Relationship requires tolerance for all the" weird" factors we each have. Which ones work for you?
We all have our own “weird” factor. For some it’s an obsession with how well they look, for others it’s anxiety about financial security. There are as many “weird” factors as there are people. It’s the way we deal with our anxieties and woundedness. It’s about our genetic code and upbringing. It’s those quirky behaviors and beliefs that are well ingrained, though most likely out of date. In other words, we all have our issues—those neurotic tendencies that show up in our own unique ways.

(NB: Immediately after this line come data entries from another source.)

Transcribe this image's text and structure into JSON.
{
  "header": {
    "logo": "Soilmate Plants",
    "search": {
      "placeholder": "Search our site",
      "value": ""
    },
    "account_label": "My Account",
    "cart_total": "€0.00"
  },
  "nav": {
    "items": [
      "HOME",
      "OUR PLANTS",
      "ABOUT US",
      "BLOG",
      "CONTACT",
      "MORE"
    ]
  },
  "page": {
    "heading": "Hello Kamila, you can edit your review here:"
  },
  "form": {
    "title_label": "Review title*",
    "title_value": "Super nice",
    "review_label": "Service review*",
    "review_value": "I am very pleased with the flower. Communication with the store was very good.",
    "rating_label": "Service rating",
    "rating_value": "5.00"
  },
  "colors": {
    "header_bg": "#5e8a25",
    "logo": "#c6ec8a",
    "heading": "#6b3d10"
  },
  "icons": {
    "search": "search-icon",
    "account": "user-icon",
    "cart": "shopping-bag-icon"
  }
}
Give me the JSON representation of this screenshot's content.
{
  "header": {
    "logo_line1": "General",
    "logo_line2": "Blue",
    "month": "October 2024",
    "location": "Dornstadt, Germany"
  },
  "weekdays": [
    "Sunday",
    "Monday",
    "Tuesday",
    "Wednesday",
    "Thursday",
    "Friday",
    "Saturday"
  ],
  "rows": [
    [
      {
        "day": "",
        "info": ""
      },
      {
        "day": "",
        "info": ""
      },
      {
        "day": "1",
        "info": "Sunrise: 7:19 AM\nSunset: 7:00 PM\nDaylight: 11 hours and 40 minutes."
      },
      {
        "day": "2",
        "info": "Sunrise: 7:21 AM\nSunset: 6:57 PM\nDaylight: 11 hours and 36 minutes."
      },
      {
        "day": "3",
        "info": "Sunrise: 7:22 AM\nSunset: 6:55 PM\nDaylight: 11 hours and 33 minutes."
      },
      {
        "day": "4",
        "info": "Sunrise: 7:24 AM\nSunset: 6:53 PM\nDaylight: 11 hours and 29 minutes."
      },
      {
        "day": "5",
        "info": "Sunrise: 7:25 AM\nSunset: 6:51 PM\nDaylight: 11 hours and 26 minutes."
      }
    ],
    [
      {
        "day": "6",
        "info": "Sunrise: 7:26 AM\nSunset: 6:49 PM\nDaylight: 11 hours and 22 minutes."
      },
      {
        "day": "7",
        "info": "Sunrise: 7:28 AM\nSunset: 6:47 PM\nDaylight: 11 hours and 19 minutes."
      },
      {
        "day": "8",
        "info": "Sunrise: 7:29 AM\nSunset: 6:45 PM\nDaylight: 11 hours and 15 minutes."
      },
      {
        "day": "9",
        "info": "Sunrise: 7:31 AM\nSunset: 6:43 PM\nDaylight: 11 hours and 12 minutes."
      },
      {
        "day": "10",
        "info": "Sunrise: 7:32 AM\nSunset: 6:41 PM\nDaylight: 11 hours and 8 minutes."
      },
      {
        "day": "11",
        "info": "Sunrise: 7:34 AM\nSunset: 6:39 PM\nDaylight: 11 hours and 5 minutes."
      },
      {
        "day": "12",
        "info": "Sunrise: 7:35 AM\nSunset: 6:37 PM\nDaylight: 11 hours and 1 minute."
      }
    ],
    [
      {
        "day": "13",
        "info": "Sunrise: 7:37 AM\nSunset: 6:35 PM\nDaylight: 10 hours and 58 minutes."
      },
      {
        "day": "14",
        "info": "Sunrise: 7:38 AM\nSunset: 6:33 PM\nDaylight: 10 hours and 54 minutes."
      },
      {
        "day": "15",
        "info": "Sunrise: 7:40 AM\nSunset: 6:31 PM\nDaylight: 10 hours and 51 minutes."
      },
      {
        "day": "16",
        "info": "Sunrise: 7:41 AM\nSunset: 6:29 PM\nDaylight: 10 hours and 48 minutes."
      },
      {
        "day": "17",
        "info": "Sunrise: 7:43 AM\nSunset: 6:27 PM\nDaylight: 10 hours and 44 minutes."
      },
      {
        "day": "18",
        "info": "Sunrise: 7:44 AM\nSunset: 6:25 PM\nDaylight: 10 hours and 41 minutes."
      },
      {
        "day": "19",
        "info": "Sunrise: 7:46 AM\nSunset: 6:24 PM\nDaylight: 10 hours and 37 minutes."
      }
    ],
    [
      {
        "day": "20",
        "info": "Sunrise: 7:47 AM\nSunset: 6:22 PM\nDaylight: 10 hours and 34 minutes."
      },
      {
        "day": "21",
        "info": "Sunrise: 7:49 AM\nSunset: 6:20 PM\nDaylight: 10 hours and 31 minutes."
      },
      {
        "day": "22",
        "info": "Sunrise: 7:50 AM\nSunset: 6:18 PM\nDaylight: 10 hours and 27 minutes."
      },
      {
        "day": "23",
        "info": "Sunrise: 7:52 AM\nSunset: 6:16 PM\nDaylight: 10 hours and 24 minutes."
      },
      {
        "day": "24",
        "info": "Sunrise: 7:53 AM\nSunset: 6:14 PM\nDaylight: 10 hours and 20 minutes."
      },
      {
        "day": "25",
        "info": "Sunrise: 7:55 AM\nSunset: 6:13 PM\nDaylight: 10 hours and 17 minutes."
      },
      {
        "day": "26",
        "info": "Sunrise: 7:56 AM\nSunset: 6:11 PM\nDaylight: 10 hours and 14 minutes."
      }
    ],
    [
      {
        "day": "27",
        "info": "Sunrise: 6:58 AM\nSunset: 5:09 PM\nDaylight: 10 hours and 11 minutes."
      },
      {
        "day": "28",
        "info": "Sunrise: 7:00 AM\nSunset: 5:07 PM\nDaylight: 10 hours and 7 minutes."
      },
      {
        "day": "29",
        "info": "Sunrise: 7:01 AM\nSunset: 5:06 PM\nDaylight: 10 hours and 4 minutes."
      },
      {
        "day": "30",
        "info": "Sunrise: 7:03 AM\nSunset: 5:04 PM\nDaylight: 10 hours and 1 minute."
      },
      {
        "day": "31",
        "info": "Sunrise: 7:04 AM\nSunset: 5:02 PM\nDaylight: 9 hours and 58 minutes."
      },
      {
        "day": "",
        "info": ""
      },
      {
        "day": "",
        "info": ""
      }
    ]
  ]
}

The problem is that we tend to be very tolerant of our own weird factor but less tolerant of others’. It’s akin to being able to tune out our own children’s whining while holding back the desire to strangle the whining kid that lives next door. Somehow our own weird factor seems less weird than others’. But let’s face it. Being in a relationship with another human being requires tolerance—tolerance for all the weird factors; tolerance for all the differences. If your plan is to wait and find a mate who is void of weird, then you are in for a very long wait. It doesn’t exist. We all walk around with our own version.
So what is there to do?
It’s a matter of which weird works for you. Some kinds of weird will work well enough with your weird. Some don’t. It takes time to figure this out. Once you start to learn more about your significant other and what his weird is, you will then need to pay attention to how his weird works with yours. Here are a few questions to help guide you along the way.
1. In what way does her weird affect you and your relationship?
2. Does he insist that you buy into and participate in his weird or can he keep healthy boundaries?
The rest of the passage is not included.